Writer has concerns about Hallowe’en event

Over the last few years I have observed people using mental illness and psychiatric facilities as the object of a joke and the inspiration for a fun activity to raise money. The idea of using a “lunatic asylum” for a graduation fundraiser in Castlegar has been fully supported by a number of parents and the school while all along being the subject of hilarity.

For the last two years and possibly longer, people followed through with this fundraiser. Recently, I noted Facebook posts making “lighthearted fun” of friends who are supposedly in a psychiatric facility. Separately, I have also witnessed certain healthcare professionals enjoying a laugh over remarks regarding psychiatric situations.

For anyone who has ever had any experience with a psychiatric institution, directly or indirectly, I can assure you that it is anything but funny. It is a painful experience for the patients and their families.

Why is it that some people feel that it is okay to poke fun at psychiatric facilities and the people in them? One doesn’t see it happening to people who have cancer or other serious illnesses. And like other serious illnesses, mental illness often leads to death — through suicide or self-medication — and it is absolutely heartbreaking for families to go through.

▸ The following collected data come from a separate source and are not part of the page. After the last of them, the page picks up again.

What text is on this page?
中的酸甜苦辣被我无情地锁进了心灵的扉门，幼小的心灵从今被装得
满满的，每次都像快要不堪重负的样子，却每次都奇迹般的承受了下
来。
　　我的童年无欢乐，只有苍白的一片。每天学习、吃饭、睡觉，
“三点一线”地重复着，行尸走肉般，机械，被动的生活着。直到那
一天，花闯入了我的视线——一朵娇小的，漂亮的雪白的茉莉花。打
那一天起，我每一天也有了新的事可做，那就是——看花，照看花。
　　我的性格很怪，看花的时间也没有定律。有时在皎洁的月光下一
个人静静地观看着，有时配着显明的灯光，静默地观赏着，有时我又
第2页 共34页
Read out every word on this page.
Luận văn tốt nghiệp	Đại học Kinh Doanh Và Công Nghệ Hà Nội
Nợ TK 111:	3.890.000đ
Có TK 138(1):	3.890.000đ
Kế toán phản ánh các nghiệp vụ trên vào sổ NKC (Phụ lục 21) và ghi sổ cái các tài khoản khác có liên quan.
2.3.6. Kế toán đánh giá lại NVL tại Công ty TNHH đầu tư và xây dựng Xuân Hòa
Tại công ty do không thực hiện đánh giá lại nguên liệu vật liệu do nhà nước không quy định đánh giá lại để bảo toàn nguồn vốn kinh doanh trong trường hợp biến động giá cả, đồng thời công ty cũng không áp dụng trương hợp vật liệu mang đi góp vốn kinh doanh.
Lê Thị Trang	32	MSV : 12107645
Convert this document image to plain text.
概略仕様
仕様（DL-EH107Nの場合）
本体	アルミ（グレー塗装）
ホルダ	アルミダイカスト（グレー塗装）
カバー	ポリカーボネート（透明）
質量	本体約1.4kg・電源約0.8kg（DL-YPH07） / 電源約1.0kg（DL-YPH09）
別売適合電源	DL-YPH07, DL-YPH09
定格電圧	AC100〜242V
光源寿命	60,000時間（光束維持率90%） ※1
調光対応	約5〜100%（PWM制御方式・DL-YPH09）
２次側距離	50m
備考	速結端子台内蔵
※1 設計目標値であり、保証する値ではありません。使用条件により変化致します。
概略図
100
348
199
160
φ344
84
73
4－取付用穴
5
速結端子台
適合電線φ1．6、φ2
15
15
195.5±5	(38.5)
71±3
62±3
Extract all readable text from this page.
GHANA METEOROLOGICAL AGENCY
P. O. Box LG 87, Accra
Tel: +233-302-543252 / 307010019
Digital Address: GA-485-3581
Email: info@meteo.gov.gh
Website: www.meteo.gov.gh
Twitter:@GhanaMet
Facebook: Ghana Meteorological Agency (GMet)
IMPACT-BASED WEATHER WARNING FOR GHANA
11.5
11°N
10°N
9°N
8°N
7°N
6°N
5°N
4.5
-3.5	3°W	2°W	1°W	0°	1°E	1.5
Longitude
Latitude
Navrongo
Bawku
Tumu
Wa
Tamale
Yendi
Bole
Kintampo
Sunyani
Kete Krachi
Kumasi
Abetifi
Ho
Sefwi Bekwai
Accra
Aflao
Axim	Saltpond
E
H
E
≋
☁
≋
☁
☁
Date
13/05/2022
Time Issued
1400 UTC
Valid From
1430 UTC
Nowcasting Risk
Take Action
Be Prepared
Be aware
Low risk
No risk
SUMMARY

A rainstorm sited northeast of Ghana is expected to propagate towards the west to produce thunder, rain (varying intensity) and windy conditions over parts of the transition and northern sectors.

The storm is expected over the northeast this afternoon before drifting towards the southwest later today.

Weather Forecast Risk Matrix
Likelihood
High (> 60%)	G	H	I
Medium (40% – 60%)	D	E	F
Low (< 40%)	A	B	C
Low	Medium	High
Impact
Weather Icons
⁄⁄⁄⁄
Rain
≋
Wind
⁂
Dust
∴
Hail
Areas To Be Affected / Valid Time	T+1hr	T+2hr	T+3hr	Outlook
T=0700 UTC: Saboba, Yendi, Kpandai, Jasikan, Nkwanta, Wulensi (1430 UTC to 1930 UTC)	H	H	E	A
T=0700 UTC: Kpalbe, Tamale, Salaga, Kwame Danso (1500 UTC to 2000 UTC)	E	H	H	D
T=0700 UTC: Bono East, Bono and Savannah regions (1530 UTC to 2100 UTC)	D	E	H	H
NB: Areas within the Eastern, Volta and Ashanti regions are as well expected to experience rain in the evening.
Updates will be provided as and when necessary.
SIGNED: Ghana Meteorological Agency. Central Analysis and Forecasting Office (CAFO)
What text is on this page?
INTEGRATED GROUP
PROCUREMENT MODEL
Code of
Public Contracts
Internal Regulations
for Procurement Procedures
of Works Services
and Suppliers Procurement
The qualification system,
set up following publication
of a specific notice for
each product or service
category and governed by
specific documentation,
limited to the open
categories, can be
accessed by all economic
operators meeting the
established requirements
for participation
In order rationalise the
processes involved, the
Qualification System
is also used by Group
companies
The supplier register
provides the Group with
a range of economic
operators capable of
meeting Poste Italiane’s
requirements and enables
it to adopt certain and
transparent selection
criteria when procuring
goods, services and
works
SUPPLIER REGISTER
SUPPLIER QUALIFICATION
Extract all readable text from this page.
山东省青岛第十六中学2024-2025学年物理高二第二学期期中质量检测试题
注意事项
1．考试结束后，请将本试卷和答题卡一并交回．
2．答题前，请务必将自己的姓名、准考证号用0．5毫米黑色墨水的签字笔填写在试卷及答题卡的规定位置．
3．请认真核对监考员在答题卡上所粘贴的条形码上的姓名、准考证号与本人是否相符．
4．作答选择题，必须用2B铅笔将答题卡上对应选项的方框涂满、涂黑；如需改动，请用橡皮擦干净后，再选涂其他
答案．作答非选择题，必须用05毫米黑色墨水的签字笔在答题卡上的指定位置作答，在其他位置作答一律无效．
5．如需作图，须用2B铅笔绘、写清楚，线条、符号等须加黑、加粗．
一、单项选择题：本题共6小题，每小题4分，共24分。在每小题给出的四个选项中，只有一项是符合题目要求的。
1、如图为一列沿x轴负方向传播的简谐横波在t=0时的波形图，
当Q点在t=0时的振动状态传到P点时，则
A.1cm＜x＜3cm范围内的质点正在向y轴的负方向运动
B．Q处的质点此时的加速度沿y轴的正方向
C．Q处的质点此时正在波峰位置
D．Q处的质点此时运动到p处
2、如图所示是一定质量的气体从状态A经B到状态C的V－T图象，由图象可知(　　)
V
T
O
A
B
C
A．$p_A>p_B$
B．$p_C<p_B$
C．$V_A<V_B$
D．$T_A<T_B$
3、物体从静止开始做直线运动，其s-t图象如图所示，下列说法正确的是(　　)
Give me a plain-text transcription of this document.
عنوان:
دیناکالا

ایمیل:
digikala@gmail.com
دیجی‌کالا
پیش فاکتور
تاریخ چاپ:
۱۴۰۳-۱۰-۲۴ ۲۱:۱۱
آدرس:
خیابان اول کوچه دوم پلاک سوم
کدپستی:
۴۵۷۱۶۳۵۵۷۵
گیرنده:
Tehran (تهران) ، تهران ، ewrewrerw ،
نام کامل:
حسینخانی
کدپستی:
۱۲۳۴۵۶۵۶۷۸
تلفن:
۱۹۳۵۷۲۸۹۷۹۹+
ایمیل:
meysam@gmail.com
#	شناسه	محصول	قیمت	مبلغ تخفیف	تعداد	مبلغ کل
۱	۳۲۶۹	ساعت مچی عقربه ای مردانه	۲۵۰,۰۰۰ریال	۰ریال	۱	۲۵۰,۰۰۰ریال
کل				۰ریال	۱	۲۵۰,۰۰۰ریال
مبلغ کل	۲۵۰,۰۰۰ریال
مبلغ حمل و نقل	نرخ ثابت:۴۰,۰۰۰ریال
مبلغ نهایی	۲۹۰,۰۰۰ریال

Mental illness touches us all. It is not a black and white state of mind but instead a spectrum. We all know someone on the spectrum — whether it is someone who has had the blues for an extended period of time, or someone who experiences fear and anxiety for a variety of reasons: being in social situations, leaving the house, irrational worries, someone experiencing PTSD after a traumatic event, OCD, bipolar illness, schizophrenia, etc. The list goes on and on.

Making fun of people with a psychiatric illness and the facilities that exist to support them by holding a Halloween fundraiser and dressing up as “crazy” people and by poking fun in other ways contributes to the stigma and keeps mental illness in the closet. What’s the point of being out in the open on the subject if people are afraid to speak up out of fear of being the butt of a joke?

Five years ago, I lost my daughter to mental illness. I’m not laughing.